Economic policy: Bundesbank President: Right-wing extremism threatens prosperity

Economic policy
Bundesbank President: Right-wing extremism threatens prosperity

Joachim Nagel is President of the Bundesbank and warns against right-wing extremists. photo

© Andreas Arnold/dpa

The Bundesbank President emphasizes the strength of the German economy. But he also points to a threat: right-wing extremism. How he justifies his assumption.

Bundesbank President Joachim Nagel sees the emerging Right-wing extremism as a threat to prosperity in Germany. “I appeal to everyone not to take the danger of right-wing extremism lightly,” Nagel told the newspapers of the Funke media group.

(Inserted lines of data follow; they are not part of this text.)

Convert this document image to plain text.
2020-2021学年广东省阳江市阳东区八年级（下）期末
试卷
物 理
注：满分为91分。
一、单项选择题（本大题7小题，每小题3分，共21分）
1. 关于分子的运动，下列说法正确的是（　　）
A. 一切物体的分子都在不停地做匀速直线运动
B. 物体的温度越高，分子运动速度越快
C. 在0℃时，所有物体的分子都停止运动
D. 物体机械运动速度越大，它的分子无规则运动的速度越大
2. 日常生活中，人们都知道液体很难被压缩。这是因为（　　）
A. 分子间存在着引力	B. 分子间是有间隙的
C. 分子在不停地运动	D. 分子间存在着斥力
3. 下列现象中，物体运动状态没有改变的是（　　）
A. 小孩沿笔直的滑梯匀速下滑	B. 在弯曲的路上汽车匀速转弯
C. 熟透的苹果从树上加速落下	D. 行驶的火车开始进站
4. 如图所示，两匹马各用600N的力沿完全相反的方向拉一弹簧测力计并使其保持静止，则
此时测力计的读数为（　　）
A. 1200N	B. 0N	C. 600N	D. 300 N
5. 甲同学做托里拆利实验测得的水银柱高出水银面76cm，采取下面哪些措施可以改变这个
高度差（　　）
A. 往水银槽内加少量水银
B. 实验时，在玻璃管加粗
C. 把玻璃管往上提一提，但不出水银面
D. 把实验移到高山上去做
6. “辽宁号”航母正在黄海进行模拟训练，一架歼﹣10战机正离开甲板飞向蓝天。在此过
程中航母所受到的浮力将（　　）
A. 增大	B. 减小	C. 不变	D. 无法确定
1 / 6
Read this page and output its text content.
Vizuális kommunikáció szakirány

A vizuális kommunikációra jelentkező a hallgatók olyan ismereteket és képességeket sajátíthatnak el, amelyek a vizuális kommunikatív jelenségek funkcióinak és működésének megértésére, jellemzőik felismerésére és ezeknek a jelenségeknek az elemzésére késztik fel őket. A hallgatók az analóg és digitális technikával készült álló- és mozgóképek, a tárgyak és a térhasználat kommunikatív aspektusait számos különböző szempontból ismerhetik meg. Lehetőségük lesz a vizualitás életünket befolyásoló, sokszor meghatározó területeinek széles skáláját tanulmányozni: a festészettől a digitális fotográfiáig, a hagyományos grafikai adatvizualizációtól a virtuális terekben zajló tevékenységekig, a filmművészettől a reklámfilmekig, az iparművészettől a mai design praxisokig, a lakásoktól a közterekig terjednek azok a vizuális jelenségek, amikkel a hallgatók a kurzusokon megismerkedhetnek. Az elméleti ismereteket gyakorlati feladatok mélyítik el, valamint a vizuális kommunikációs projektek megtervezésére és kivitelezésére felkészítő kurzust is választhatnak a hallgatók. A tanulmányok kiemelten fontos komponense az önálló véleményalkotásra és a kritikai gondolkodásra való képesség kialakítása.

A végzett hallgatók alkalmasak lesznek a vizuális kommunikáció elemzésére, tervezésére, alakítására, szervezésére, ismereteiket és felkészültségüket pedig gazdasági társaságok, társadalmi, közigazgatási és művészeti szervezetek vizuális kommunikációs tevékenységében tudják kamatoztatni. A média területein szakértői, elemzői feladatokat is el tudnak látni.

“Right-wing extremists also scare away investors and skilled workers from abroad. This threatens our prosperity,” warned Nagel. As a citizen, he is very concerned about this development. “That’s why I recently took part in a pro-democracy rally in Frankfurt for the first time in my life.”

“We are not the sick man of Europe”

At the same time, Nagel appealed to the business associations not to badmouth the economic situation in Germany. He doesn’t want to downplay the enormous challenges. “But we shouldn’t make the situation worse than it actually is. Otherwise no one will come to Germany and invest. We are not the sick man of Europe,” emphasized Nagel.

He is also not satisfied if the economy just stalls this year. However, Germany comes from a special situation because its large, open economy was particularly badly affected by the Russian war of aggression against Ukraine. At the same time, reference was made to the stable labor market. “Germany has almost full employment,” the Bundesbank President made clear.

However, Nagel called for more ambition in tax cuts and reducing bureaucracy. The Growth Opportunities Act contains lower tax relief than originally planned, but it is now important to actually implement it. The Federal Council allowed the slimmed-down law to pass. The relief volume in the Mediation Committee of the Bundestag and Bundesrat had previously been reduced from the previously planned 7 billion euros to 3.2 billion euros per year.